Duration of Withdrawal
The half-life of a benzo varies from brand to brand. As a result, withdrawal symptoms from short-acting benzos such as Xanax, Halcion, and Ativan begin sooner since the drugs leave the user’s system at a faster rate because it has a short half-life. The initial signs of withdrawal generally start six to eight hours after last taking a short-acting benzo. On the other hand, longer acting benzos such as Valium Librium and Klonopin, stay in the system longer, so withdrawal takes longer to occur. For most longer-acting benzos, withdrawal symptoms begin within 24 to 48 hours of last use. Surprisingly, short-acting benzos such as Xanax have much more severe, and grim withdrawal symptoms and are more addictive than longer-acting benzos.
Although all benzos are designed to depress the central nervous system, they all have slightly different goals or symptoms they target. As a result, they may work differently within the body or leave the bloodstream at a different rate. Despite the fact that general symptoms of withdrawal will be similar, an individual detoxing from an anti-anxiety benzo may feel higher levels of anxiety while an individual detoxing from a hypnotic benzo may feel higher levels of insomnia or restless sleep.
Benzo Withdrawal Timeline
As discussed, the withdrawal timeline is unique to the user and depends on a variety of factors. However, the timeline below is a decent measuring stick of what to expect as they taper down their benzo use over a period of time.
- The initial 6-8 hours: The first feelings of withdrawal, generally consisting of anxiety or insomnia will likely arise within hours of stopping use, although it depends on how long it takes for the substance to leave the bloodstream.
- Days 1-4: Rebound insomnia and anxiety take a firm hold of the benzo user, and for those who use longer-acting benzos, the initial signs of withdrawal may begin around this point. Other intense symptoms such as extreme discomfort, shakes, sweating, seizures, aches, and nausea may also crop up, depending on the strength of one’s addiction. This is the hardest stage of detoxification and withdrawal symptoms are the strongest at this point. Because of the chance of shock to the system or seizures (for those with a medical history), it is wise to deal with this stage at a benzo detox center to safely detox through professional treatment.

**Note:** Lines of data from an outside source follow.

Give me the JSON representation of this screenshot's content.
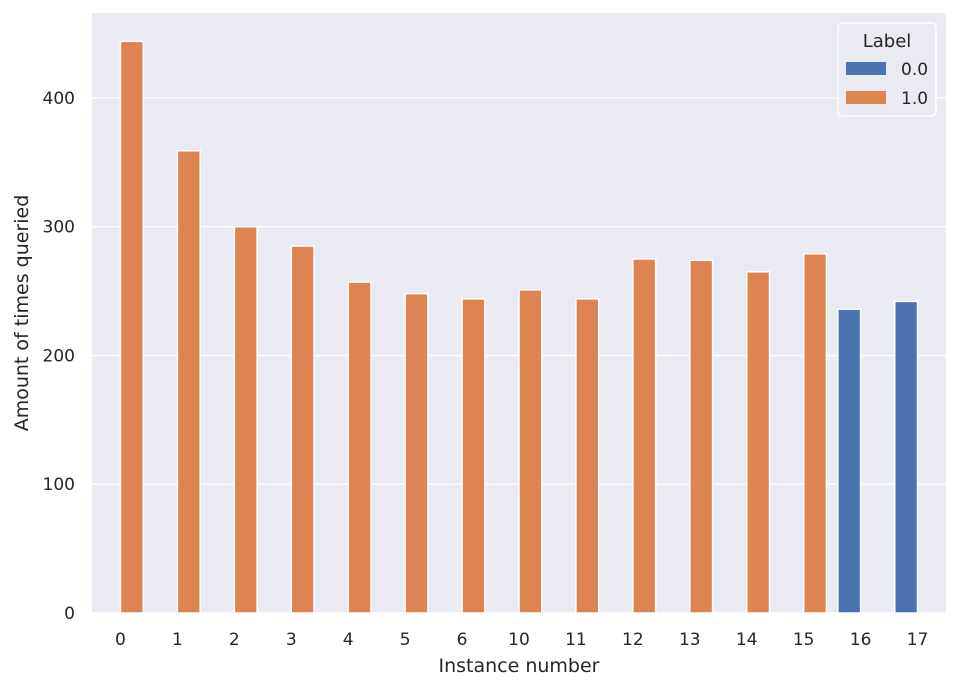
{
  "chart_data": {
    "type": "bar",
    "xlabel": "Instance number",
    "ylabel": "Amount of times queried",
    "categories": [
      "0",
      "1",
      "2",
      "3",
      "4",
      "5",
      "6",
      "10",
      "11",
      "12",
      "13",
      "14",
      "15",
      "16",
      "17"
    ],
    "series": [
      {
        "name": "0.0",
        "color": "#4c72b0",
        "values": [
          null,
          null,
          null,
          null,
          null,
          null,
          null,
          null,
          null,
          null,
          null,
          null,
          null,
          236,
          242
        ]
      },
      {
        "name": "1.0",
        "color": "#dd8452",
        "values": [
          444,
          359,
          300,
          285,
          257,
          248,
          244,
          251,
          244,
          275,
          274,
          265,
          279,
          null,
          null
        ]
      }
    ],
    "ylim": [
      0,
      466
    ],
    "yticks": [
      0,
      100,
      200,
      300,
      400
    ],
    "grid": true,
    "legend": {
      "title": "Label",
      "position": "top-right"
    },
    "background": "#eaeaf2"
  }
}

- Days 10-14: For short-acting benzo users, the symptoms of withdrawal should be fading, if not gone altogether. For longer-acting benzo users, withdrawal symptoms may hit their peak, but again, that depends on the drug, dosage, and frequency.
- Day 15+: Users who are highly dependent on benzos may deal with PAWS (protracted withdrawal syndrome). Such people may experience seemingly random periods of intense withdrawal symptoms, even months later. By tapering down benzo use for long-term recovery, with medical supervision, rather than quitting cold turkey, one may reduce the odds of getting PAWS.